Accusing China of constraining market access without that context is dishonest.
America in fact uses national security as grounds for blocking CNOOC and Huawei and other Chinese companies from acquiring assets.
Compared to the unprecedented market share of American companies in China versus the other way around, it is clear which country is ahead.
If American corporations all of a sudden relocate factories outside of China, the resulting environment would be a big list of American corporations in China profiting while only a handful of Chinese companies in the U.S..
This true economic imbalance is only allowed by the Chinese government because the factories employ Chinese workers. This is also an imbalance American corporations are happy to have since China is suffering the environmental costs.
|Recent developments have increased suspicions among relevant American agencies. The U.S. military sees the PLA apparently prioritizing development of weapons systems particularly targeted at American platforms, and it worries about lack of transparency in China’s military plans and doctrines. The scope and persistence of China-based cyber attacks against U.S. government, military, and private sector targets
has alarmed American officials in charge of cyber efforts and raised very serious concerns about Chinese norms and intentions. And U.S. intelligence officials see increased evidence of zero-sum thinking in Beijing regarding the U.S. and also increased Chinese espionage efforts in the United States.
|In order for China to protect her sovereignty, it is the duty of the PLA to deny access to the Chinese mainland by the overwhelming American military might.
America harassing the Chinese military on a daily basis by buzzing up and down China’s coast with surveillance planes, aircraft carrier, and nuclear submarines is guaranteed to cause such reaction.
America should see this belligerence in the context of China doing the same along American coastal waters.
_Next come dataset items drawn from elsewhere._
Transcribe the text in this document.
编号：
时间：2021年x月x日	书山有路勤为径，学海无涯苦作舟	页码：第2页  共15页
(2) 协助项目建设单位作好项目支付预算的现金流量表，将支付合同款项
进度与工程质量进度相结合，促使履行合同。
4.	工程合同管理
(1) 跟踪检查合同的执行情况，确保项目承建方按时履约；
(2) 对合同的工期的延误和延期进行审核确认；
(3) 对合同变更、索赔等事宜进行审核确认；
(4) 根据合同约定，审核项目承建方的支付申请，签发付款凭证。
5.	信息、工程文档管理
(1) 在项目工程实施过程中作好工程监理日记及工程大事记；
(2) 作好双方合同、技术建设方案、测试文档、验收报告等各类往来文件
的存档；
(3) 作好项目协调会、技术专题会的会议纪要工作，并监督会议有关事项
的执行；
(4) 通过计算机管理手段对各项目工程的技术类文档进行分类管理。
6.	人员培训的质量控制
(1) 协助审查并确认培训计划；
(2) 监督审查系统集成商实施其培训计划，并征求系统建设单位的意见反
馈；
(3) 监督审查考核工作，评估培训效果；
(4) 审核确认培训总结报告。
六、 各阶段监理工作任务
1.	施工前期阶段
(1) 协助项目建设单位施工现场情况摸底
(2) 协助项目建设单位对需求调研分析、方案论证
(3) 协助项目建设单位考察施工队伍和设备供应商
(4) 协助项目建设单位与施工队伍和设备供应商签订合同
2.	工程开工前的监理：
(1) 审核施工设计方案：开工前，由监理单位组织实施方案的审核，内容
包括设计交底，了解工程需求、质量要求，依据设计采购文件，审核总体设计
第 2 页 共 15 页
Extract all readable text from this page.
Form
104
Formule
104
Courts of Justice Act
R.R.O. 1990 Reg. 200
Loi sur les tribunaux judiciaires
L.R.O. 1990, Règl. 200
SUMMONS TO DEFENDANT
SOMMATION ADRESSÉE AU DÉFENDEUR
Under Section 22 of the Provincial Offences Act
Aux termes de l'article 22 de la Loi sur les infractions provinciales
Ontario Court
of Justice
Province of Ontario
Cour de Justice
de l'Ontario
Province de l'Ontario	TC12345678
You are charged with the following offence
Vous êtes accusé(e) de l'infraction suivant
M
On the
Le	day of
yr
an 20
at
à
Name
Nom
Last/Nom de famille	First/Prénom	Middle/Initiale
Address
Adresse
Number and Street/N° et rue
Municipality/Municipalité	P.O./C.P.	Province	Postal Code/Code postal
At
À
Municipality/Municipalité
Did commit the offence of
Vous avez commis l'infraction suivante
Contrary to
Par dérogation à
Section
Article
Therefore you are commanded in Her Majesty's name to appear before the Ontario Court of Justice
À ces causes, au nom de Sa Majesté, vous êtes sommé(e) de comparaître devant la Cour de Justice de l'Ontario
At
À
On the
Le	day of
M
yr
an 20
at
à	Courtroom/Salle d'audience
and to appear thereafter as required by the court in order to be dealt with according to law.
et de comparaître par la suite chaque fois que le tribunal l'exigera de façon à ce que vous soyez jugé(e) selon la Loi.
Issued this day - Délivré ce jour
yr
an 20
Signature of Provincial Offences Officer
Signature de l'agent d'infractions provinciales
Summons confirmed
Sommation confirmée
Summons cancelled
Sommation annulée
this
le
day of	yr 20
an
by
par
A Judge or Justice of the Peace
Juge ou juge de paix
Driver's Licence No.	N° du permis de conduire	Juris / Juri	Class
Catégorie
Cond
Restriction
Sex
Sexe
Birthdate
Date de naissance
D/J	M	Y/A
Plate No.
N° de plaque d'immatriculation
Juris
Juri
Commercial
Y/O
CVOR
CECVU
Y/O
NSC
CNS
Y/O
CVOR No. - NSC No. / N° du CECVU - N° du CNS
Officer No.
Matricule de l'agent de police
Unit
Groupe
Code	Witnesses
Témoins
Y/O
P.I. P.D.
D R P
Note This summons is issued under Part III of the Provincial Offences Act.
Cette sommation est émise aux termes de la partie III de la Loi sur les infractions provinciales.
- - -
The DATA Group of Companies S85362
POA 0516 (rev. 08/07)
Imagine the Chinese sending warships within striking distance to Washington D.C.?
Is it surprising the “PLA apparently prioritizing” against American platforms?
Cyber attack or espionage are accusations we frequently hear in the American media, but rarely do we see any facts presented. In fact, what is much more frequent are instances of American or Western hackers obtaining credit card or account information from financial institutions.
Undoubtedly, the two countries must be engaging in such activities against one another. Friendly countries spy on each other too. I often wonder how this situation can be improved.
Regarding transparency, the American view is very hypocritical. After all, the U.S. State Department has been fighting tooth and nail to suppress Wikileaks from publishing their diplomatic cables.
Perhaps America can afford to be slightly more transparent in her intentions, because she is so much stronger than any other country. But, declaring “full spectrum domination” is hardly being transparent.
Within Asia, is America planning to occupy Japan forever? What is the end game for America in the region? Where is the transparency?
At the end, if America can be a great example of transparency, however defined, perhaps other countries can follow suit. For now, this concept has largely been bandied about to defame.
Actually, in my view, I think Lieberthal’s arguments are much more in alignment with American media narrative. They are ideological and propagandistic. If we observe the American geopolitical elites, their views are much more realist, and they rely on rationality rooted in might.
If America truly honors ‘transparency,’ perhaps we will get to see meeting minutes in their negotiations with the Chinese leaders. Neither side are willing to share such minutes, and we must ask why?
That all aside, I applaud Lieberthal and Wang for joining hands in this exercise. I truly wish between the two countries there will be more exchange in views in such a frank and unadulterated format. The gap that exists between the two sides is indeed wide. May the more reasonable arguments help narrow that gap!